Image via Wikipedia
Kilts, as we know them, were adapted from 16th century Highland garments that are believed to have been heavily influenced by the clothing worn by the Vikings and Normans that conquered the British Isles in the 8th Century. The word kilt is thought to come from the Danish word “kilte,” meaning “to tuck up” which is believed to have been derived from “kjalta,” meaning “to tuck up a garment or to secure hanging fabric with a belt” in Old Scandinavian and/or the Old Norse word “kjilt,” meaning “pleated or folded fabric layers.”
Whatever the case, kilts came to be a symbol of rebels and warriors and are still worn by Scottish Regiments of the British Army. The wearing of kilts among the Celtic/Gaelic people spread as their tribes migrated in all directions throughout Europe and around the world. Over the past 200 years, the kilt has become a potent symbol of Scottish pride taking hold in the traditions of the many cultures that experienced Celtic influence from the Dark Ages through present, particularly those wishing to demonstrate kinship and solidarity with the Highlanders of Scotland, whether or not they themselves were of Scottish ancestry.
There are actually a wide variety of traditional, kilt-like, ethnic outfits worn by men throughout the world; such as the Albanian kilt (also known as a Greek fustanella), Japanese hakama, East African kikoi, Indian lungi, Mexican and Native American sapeta, Fijian sulu, Tongan tupenu, sarongs and lava-lavas found in Greater Polynesia (the Pacific Islands), as well as unbifurcated robe and tunic-type outfits such as the Japanese kimono and yukata, African dashiki, Middle Eastern caftan, Moroccan djellabah, Polish giermak, Egyptian galabiyah, Himalayan gho, Burmese longyi and a host of various cassocks and robes regularly worn by the Clergy of most religions, whether it be on a daily basis or for most special occasions and ceremonies.
Why are there so many styles of kilts and which one is right for me? Kilts in Tartans, kilts for carpenters, kilts in solid colors and even Camouflage kilts. Kilts that cost thousands of dollars, and kilts sold for the cost of a pair of jeans.
Kilts have been with us for quite a while now. Designers have always, and will always, try to come up with something different that will catch the eye of prospective customers.
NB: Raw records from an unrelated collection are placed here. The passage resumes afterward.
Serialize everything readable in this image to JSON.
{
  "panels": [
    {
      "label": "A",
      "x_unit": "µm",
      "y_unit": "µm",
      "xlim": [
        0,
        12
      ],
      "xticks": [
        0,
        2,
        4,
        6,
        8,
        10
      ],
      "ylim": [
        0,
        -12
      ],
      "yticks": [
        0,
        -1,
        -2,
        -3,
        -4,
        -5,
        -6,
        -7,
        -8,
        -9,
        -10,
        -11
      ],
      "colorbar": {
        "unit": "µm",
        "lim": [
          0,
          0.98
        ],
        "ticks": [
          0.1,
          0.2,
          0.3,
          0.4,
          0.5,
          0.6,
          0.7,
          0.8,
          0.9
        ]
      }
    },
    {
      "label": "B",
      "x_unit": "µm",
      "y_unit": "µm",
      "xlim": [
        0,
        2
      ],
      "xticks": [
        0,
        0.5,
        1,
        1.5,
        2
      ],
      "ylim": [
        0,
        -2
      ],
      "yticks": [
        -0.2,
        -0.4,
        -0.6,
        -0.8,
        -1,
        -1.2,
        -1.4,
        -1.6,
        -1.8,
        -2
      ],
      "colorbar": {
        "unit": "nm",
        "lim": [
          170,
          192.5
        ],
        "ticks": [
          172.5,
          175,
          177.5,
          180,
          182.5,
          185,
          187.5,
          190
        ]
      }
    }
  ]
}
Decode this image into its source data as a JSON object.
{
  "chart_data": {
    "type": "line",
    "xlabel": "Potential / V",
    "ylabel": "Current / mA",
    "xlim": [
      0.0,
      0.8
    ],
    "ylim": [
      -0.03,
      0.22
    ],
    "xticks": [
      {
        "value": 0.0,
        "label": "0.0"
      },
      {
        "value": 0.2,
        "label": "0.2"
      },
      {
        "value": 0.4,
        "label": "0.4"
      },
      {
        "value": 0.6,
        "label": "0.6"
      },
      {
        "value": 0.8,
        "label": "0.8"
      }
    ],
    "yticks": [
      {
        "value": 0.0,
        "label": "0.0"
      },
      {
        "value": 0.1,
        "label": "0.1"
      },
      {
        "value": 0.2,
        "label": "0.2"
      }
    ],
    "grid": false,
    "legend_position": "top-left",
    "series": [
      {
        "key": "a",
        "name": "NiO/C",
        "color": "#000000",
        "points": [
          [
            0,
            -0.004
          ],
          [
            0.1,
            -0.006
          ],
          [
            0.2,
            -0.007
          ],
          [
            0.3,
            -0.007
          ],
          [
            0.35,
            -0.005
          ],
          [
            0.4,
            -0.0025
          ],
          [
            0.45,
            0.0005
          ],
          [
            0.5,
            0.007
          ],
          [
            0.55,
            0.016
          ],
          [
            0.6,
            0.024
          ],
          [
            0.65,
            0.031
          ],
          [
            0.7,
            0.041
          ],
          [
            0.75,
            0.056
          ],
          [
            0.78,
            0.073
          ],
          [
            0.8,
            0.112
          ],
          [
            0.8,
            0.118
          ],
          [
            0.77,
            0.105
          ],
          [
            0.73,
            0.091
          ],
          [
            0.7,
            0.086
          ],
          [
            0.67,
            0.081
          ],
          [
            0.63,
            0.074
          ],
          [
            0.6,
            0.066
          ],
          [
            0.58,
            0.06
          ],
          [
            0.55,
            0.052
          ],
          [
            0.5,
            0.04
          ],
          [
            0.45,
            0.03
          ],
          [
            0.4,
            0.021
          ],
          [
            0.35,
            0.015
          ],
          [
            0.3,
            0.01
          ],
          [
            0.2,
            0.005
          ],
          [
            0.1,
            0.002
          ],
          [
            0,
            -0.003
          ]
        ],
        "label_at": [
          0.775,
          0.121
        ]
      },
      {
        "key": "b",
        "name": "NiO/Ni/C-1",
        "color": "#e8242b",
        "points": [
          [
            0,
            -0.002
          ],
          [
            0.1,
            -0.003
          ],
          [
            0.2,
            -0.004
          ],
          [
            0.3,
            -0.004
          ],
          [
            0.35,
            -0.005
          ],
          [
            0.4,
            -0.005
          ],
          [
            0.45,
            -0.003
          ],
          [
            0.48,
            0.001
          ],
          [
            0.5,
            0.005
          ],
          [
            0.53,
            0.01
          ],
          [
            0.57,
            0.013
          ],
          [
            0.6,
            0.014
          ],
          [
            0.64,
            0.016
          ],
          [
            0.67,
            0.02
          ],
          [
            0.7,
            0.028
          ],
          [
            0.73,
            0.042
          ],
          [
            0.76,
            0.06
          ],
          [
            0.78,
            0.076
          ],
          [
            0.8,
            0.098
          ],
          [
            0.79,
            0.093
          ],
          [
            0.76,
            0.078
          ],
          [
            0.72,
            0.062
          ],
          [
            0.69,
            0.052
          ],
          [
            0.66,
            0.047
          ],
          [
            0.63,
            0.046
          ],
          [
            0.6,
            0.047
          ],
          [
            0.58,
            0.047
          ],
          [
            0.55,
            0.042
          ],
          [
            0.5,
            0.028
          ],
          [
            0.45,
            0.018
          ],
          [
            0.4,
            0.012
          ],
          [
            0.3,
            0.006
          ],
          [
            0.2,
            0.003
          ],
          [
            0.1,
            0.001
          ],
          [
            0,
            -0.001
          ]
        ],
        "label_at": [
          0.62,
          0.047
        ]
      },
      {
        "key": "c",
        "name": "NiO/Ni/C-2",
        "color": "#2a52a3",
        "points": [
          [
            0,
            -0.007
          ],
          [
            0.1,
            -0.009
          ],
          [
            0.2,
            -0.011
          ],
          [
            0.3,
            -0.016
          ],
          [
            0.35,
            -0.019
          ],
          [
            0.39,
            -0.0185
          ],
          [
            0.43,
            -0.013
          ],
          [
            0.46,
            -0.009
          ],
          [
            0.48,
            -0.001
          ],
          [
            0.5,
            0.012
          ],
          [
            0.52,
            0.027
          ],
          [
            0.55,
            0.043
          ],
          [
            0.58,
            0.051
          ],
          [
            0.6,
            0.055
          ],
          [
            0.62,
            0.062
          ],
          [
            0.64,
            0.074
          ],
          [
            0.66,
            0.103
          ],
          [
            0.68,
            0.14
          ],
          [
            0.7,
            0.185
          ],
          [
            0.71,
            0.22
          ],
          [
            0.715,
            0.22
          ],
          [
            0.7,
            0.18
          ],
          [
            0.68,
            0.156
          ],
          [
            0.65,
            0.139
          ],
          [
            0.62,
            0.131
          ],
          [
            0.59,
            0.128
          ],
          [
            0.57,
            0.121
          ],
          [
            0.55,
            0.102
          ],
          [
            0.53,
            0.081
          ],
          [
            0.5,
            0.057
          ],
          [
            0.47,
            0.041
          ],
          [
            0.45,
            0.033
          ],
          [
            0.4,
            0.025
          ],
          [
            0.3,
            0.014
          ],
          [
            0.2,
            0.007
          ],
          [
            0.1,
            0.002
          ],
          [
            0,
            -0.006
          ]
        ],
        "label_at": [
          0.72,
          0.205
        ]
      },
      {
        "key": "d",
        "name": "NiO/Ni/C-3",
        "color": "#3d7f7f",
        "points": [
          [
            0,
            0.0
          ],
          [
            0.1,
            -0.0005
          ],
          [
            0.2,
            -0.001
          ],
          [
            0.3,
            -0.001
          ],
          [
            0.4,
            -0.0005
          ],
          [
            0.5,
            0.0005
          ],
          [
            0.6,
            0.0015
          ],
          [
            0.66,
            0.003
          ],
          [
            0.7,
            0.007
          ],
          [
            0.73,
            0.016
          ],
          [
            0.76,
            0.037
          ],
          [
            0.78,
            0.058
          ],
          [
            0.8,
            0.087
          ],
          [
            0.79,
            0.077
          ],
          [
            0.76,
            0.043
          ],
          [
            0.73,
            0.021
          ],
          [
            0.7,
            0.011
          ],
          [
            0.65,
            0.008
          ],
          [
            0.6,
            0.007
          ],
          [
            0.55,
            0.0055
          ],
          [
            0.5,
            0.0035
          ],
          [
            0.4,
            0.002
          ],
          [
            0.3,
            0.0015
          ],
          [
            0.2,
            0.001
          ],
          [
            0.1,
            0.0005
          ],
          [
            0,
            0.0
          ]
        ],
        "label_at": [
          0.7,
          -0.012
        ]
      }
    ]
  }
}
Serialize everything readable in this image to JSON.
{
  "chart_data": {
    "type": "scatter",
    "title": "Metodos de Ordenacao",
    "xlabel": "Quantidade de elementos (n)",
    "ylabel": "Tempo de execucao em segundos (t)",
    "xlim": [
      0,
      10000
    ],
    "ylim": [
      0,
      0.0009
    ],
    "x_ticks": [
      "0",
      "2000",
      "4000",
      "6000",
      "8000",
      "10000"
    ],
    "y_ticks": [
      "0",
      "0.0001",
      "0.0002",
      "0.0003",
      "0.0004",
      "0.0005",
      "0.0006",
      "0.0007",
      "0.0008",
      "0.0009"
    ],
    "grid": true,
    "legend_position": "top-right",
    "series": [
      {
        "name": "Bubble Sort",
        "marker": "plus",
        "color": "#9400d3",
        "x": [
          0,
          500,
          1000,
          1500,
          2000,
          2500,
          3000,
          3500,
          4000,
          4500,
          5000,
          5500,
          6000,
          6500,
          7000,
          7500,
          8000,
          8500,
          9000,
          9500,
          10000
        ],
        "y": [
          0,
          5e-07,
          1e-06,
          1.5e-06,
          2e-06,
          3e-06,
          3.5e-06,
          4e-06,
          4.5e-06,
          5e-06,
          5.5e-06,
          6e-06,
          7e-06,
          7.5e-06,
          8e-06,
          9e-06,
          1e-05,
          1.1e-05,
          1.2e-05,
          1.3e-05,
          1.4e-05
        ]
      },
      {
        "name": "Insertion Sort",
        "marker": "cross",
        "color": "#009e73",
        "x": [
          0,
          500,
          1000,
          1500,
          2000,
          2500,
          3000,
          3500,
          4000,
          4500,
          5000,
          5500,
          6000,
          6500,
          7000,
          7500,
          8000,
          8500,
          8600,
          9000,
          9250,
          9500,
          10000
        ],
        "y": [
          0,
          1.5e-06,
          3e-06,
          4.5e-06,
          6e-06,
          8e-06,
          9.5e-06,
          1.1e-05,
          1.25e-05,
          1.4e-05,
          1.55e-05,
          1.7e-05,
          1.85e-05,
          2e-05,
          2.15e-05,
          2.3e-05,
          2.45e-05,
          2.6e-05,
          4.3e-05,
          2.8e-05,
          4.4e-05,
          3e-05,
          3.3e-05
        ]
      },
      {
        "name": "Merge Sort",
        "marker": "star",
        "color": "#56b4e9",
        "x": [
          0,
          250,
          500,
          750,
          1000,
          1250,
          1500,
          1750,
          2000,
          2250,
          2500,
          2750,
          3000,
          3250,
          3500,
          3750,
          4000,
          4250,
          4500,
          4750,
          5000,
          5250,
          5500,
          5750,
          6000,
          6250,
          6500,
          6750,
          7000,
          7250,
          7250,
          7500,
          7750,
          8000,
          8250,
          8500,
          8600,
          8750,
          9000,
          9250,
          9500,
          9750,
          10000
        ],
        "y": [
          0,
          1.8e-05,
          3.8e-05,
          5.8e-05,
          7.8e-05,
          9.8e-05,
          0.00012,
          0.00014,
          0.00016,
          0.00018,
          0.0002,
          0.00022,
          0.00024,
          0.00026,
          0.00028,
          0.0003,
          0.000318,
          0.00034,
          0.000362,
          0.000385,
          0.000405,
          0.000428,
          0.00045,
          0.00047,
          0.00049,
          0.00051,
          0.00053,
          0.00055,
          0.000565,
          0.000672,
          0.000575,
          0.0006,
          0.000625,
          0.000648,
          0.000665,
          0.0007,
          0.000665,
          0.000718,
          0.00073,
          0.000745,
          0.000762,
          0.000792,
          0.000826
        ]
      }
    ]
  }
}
Those of us who wear kilts do so for a variety of reasons. One reason that stands out above the others is that The Kilt is perhaps the most masculine of allgarments, and people seem to instantly recognize the confidence you begin to exude the moment you put one on. Whenever you step outside in the kilt you will be noticed. People will stop you and ask questions. They will want to take your picture. Today, the kilt is becoming more accepted on the street than ever before. It is becoming daily wear for more men, and has finally come out of the realm of formal wear or costume. Yes, the kilt is evolving. Our understanding of the kilt will also evolve and hopefully mature as more men wear it.
There is a power in The Kilt. Enjoy and revel in the power!